Here's Dr J's ranking *on his own team* in NBA regular season AuPM: 1st in 77, 2nd in 78, 4th in 79, 1st in 80, 3rd in 82, 1st in 82, 3rd in 83, 1st in 84, 6th in 85.. Now we're missing his best years in the ABA, and like Durant with the Warriors, Dr J had some great and resilient performance with a better fit. But this is pretty inconsistent performance in the middle of his prime: he was ranked 4th on his own team at age 28, 3rd on his own team at age 30.
Regardless, I tend to see playoff changes as one of the overrated factors people consider. Let’s consider AuPM: Durant (pre-2022) falls -1%, Paul falls -4%. Most stars are within ~ +/- 8%. It’s a change, but not really that much. In overall postseason value, Paul is at +3.88, Durant is at +3.89. So Durant isn't quite good enough to make up for the longevity or the regular season disadvantage.
Some statistical evidence:
Moonbeam’s RWOWY:
-Durant: 1-2 samples touching 100th percentile line, 4 over 97th percentile, 8 over 90th, 11 over 75th, 12 over 50th
-Dr J: 0 touching 100th percentile line, 1 over 97th percentile, 6–7 over 90th percentile, 13 over 75th, 16 over 50th
-Paul: 1 sample touching 100th percentile line, 6–7 touching 97th percentile, 10 over 90th, 12 over 75th, 16 over 50th
By peak: Paul > Durant > Dr J
By prime: Paul > Durant > Dr J
By longevity: Dr J >= Paul > Durant
RAPTOR: Career + Prime:
Paul: 196.9 (if 2023 was like 2022)
Durant: 138.4 (if 2023 was like 2022)
So Paul > Karl. Dr J missing earlier years. Durant lower than Paul.
Plus minus based stats:
Paul looks best.
Paul vs Durant: Using Goldstein RAPM for 97–19 and Shotcharts RAPM for 20–23, Paul has 5 top 5 years and 10 top 10 years. Durant has only 5 Top 10 years. Paul also looks better in EPM, a plus minus hybrid stat that’s generally considered the best advanced stat on the market.
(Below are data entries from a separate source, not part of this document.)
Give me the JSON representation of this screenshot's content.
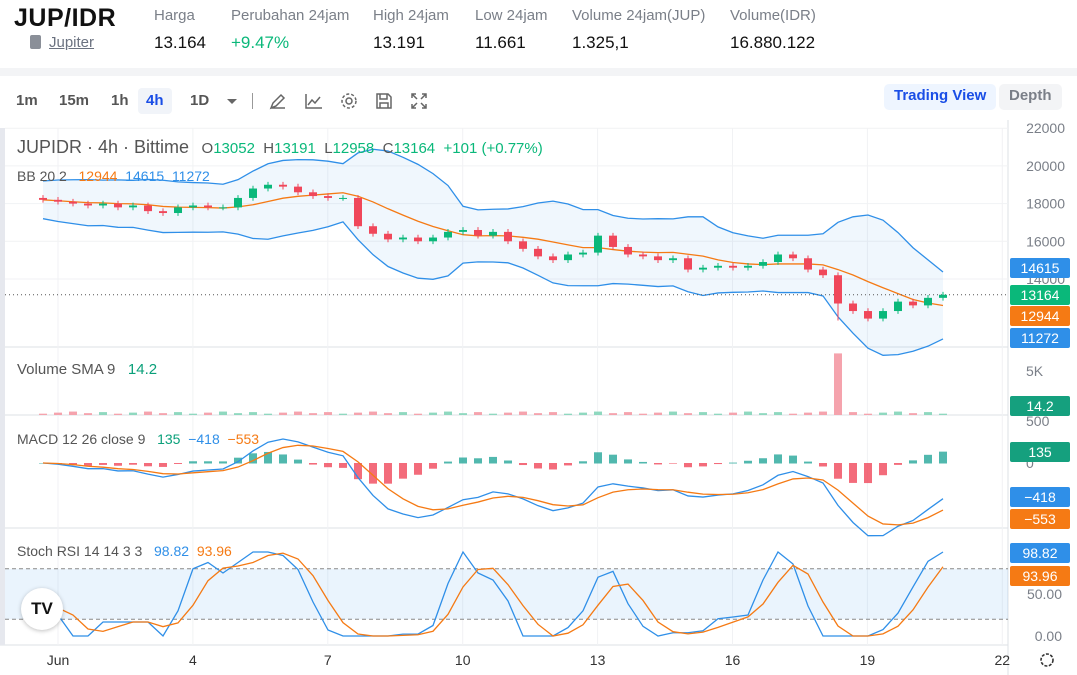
{
  "header": {
    "symbol": "JUP/IDR",
    "project_link": "Jupiter",
    "stats": [
      {
        "label": "Harga",
        "value": "13.164"
      },
      {
        "label": "Perubahan 24jam",
        "value": "+9.47%"
      },
      {
        "label": "High 24jam",
        "value": "13.191"
      },
      {
        "label": "Low 24jam",
        "value": "11.661"
      },
      {
        "label": "Volume 24jam(JUP)",
        "value": "1.325,1"
      },
      {
        "label": "Volume(IDR)",
        "value": "16.880.122"
      }
    ]
  },
  "toolbar": {
    "intervals": [
      "1m",
      "15m",
      "1h",
      "4h",
      "1D"
    ],
    "active_interval": "4h",
    "icons": [
      "chevron-down-icon",
      "draw-icon",
      "indicator-icon",
      "settings-icon",
      "save-icon",
      "fullscreen-icon"
    ],
    "views": [
      "Trading View",
      "Depth"
    ],
    "active_view": "Trading View"
  },
  "legend": {
    "title": "JUPIDR · 4h · Bittime",
    "o_label": "O",
    "o": "13052",
    "h_label": "H",
    "h": "13191",
    "l_label": "L",
    "l": "12958",
    "c_label": "C",
    "c": "13164",
    "change": "+101 (+0.77%)",
    "bb": {
      "label": "BB 20 2",
      "mid": "12944",
      "upper": "14615",
      "lower": "11272"
    },
    "volume": {
      "label": "Volume SMA 9",
      "value": "14.2"
    },
    "macd": {
      "label": "MACD 12 26 close 9",
      "hist": "135",
      "macd": "−418",
      "signal": "−553"
    },
    "stoch": {
      "label": "Stoch RSI 14 14 3 3",
      "k": "98.82",
      "d": "93.96"
    }
  },
  "price_tags": {
    "upper": "14615",
    "last": "13164",
    "mid": "12944",
    "lower": "11272",
    "volume": "14.2",
    "macd_hist": "135",
    "macd": "−418",
    "signal": "−553",
    "k": "98.82",
    "d": "93.96"
  },
  "colors": {
    "up": "#0ab87a",
    "down": "#f0475a",
    "orange": "#f57a14",
    "blue": "#2f8fe8",
    "accent": "#1a4ee6"
  },
  "chart_data": {
    "type": "candlestick",
    "interval_shown": "4h",
    "price_axis": {
      "ticks": [
        "22000",
        "20000",
        "18000",
        "16000",
        "14000"
      ],
      "range": [
        11000,
        22500
      ]
    },
    "volume_axis": {
      "ticks": [
        "5K"
      ]
    },
    "macd_axis": {
      "ticks": [
        "500",
        "0"
      ]
    },
    "stoch_axis": {
      "ticks": [
        "50.00",
        "0.00"
      ],
      "range": [
        0,
        100
      ]
    },
    "x_ticks": [
      "Jun",
      "4",
      "7",
      "10",
      "13",
      "16",
      "19",
      "22"
    ],
    "series": [
      [
        "05-31 16:00",
        18200
      ],
      [
        "06-01 00:00",
        18100
      ],
      [
        "06-01 08:00",
        18000
      ],
      [
        "06-01 16:00",
        17900
      ],
      [
        "06-02 00:00",
        18000
      ],
      [
        "06-02 08:00",
        17800
      ],
      [
        "06-02 16:00",
        17900
      ],
      [
        "06-03 00:00",
        17600
      ],
      [
        "06-03 08:00",
        17500
      ],
      [
        "06-03 16:00",
        17800
      ],
      [
        "06-04 00:00",
        17900
      ],
      [
        "06-04 08:00",
        17800
      ],
      [
        "06-04 16:00",
        17800
      ],
      [
        "06-05 00:00",
        18300
      ],
      [
        "06-05 08:00",
        18800
      ],
      [
        "06-05 16:00",
        19000
      ],
      [
        "06-06 00:00",
        18900
      ],
      [
        "06-06 08:00",
        18600
      ],
      [
        "06-06 16:00",
        18400
      ],
      [
        "06-07 00:00",
        18300
      ],
      [
        "06-07 08:00",
        18300
      ],
      [
        "06-07 16:00",
        16800
      ],
      [
        "06-08 00:00",
        16400
      ],
      [
        "06-08 08:00",
        16100
      ],
      [
        "06-08 16:00",
        16200
      ],
      [
        "06-09 00:00",
        16000
      ],
      [
        "06-09 08:00",
        16200
      ],
      [
        "06-09 16:00",
        16500
      ],
      [
        "06-10 00:00",
        16600
      ],
      [
        "06-10 08:00",
        16300
      ],
      [
        "06-10 16:00",
        16500
      ],
      [
        "06-11 00:00",
        16000
      ],
      [
        "06-11 08:00",
        15600
      ],
      [
        "06-11 16:00",
        15200
      ],
      [
        "06-12 00:00",
        15000
      ],
      [
        "06-12 08:00",
        15300
      ],
      [
        "06-12 16:00",
        15400
      ],
      [
        "06-13 00:00",
        16300
      ],
      [
        "06-13 08:00",
        15700
      ],
      [
        "06-13 16:00",
        15300
      ],
      [
        "06-14 00:00",
        15200
      ],
      [
        "06-14 08:00",
        15000
      ],
      [
        "06-14 16:00",
        15100
      ],
      [
        "06-15 00:00",
        14500
      ],
      [
        "06-15 08:00",
        14600
      ],
      [
        "06-15 16:00",
        14700
      ],
      [
        "06-16 00:00",
        14600
      ],
      [
        "06-16 08:00",
        14700
      ],
      [
        "06-16 16:00",
        14900
      ],
      [
        "06-17 00:00",
        15300
      ],
      [
        "06-17 08:00",
        15100
      ],
      [
        "06-17 16:00",
        14500
      ],
      [
        "06-18 00:00",
        14200
      ],
      [
        "06-18 08:00",
        12700
      ],
      [
        "06-18 16:00",
        12300
      ],
      [
        "06-19 00:00",
        11900
      ],
      [
        "06-19 08:00",
        12300
      ],
      [
        "06-19 16:00",
        12800
      ],
      [
        "06-20 00:00",
        12600
      ],
      [
        "06-20 08:00",
        13000
      ],
      [
        "06-20 16:00",
        13164
      ]
    ],
    "volume_spike": {
      "time": "06-18 08:00",
      "value": 7000
    }
  }
}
Paul vs Dr J an: Dr J has lower on/off and AuPM in his NBA years than desirable for this tier. For example…
in AuPM: Paul > Durant > NBA Erving.
I suspect Dr J has higher plus minus in the ABA during his peak than in the late-70s NBA, because 1. Health, 2. Spacing and ruleset (no 3 point line in 70s NBA), 3. Surrounding stars not being as good fit in the NBA, 4. ABA competition was estimated at ~90% NBA competition. This is supported by the fact that his ABA RWOWY impact looks better in his ABA years. However, I do think this suggests Dr J has certain athleticism and fit requirements to get the Superstar level impact I’m looking for in this group.
Overall, I think these stats support choosing Paul at this point. But I think there's a clear and fair case to be made for the other candidates, and I won't be upset if they win out.